I should apologise for the very incoherent post. However, I thought it’s better than nothing! I don’t think I can get a chance to write a serious post for a while. So here we go…
[update: Oh, I've chosen a fancy title, now I feel guilty for such an incoherence and unclear post! ]
Me, Howard Kelly and Joe Razavi were talking about truth-conditional semantics and justficationist theories of meaning† and in a big chunk of the discussion we were talking about the inadequacy of the principle of bivalence. The interesting thing is that we could see the principle of bivalence should not hold for general case in our philosophy, by the logical structure and by the fact that it was a necessary condition to get rid of the circularity of truth-conditional semantics. However, we couldn’t come up with a good example in natural language. No matter how complicated the situation was, we could always find a realist response to that. The only examples in which the realist could not say anything was examples from quantum mechanics. All other tries to come up with an example in natural languages were fail!

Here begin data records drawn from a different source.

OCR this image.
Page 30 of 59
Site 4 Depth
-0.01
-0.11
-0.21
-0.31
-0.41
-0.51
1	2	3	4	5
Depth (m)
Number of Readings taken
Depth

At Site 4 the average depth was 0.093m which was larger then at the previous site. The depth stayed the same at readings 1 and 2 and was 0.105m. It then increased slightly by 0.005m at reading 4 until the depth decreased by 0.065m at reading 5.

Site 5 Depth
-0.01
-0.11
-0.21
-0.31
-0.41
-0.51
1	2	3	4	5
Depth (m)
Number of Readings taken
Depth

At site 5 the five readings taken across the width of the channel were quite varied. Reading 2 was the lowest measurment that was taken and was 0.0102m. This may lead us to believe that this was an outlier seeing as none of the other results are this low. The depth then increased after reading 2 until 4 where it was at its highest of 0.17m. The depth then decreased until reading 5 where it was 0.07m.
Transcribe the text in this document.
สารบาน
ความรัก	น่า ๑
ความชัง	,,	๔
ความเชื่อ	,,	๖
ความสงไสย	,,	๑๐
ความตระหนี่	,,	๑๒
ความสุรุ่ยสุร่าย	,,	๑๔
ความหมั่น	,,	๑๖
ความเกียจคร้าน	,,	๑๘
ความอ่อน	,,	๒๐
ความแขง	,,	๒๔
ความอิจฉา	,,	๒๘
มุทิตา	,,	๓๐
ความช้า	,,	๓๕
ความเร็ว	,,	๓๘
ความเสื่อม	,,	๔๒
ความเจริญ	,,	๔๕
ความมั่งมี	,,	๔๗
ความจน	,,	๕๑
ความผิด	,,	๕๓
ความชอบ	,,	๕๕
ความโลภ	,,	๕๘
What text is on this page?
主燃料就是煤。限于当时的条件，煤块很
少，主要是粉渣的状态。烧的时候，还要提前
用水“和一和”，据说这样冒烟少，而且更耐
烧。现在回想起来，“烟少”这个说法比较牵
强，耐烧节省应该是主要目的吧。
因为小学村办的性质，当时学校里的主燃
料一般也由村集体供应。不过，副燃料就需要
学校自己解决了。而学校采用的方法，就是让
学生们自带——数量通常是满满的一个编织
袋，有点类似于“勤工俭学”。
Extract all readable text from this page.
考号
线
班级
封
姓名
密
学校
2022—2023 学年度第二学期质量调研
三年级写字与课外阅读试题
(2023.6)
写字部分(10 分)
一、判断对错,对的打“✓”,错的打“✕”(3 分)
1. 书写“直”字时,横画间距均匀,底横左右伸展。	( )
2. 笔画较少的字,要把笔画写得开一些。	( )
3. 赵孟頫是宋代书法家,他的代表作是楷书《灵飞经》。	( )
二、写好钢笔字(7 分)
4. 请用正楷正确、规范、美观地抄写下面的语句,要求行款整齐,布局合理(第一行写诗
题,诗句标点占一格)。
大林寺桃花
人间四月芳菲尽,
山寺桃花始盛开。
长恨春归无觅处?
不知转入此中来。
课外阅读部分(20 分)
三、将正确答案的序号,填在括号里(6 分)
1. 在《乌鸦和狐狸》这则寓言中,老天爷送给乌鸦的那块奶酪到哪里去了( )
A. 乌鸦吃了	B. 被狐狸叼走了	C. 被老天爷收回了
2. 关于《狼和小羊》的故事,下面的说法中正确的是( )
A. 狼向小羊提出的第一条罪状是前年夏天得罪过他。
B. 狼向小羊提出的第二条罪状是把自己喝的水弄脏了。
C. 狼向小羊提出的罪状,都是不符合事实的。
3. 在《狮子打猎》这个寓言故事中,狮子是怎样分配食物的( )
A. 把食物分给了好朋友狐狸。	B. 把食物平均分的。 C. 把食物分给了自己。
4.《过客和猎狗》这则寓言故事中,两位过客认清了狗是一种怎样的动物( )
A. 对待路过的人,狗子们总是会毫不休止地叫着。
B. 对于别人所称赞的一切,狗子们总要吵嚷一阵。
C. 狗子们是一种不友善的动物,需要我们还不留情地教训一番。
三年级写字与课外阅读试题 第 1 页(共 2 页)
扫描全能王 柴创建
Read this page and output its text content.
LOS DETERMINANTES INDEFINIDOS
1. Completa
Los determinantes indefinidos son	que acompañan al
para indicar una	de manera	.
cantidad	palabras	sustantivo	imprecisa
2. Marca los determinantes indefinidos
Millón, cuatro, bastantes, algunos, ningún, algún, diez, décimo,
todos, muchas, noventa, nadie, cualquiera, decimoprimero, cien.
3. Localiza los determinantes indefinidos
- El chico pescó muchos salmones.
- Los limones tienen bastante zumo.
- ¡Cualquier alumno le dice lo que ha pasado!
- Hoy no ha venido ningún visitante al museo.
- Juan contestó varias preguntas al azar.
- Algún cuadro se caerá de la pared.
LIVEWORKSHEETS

Independently, I raised this question: I think the claim should be easily verifiable if we could make a statement consisting of atomic facts. Basically because from the simplicity of our logical structure I had this feeling that if we could come up with examples of atomic facts it should be intrinsically different. However, we knew that we weren’t the first people who tried to find an example of atomic facts and failed. So we tried to, at least, make sense of what Wittgenstein and us were saying! Joe, whose fresh thoughts always open new perspectives to my mind suggested that if we think about it scientifically, atomic facts must be a set of bases which span the state space of our facts. However, the set is not unique (in the same way, intuitively, that the spanning bases for Euclidean 3-space isn’t unique). And since we don’t have the tools for it (as we do in sciences) it would be upsetting to look for such atomic facts.
I find the idea brilliant. It made me think if the same mysteries which exist on the boundaries of classical and quantum theories also exist on the boundaries of atomic facts and the large scale natural languages as well as thoughts! And whether there is chance to find something like the decoherence theory for philosophy of language!
†chapter 4 and 5 of Thought and Reality by Michael Dummett (It’s actually a very important book in philosophy of language which I would recommend buying it.)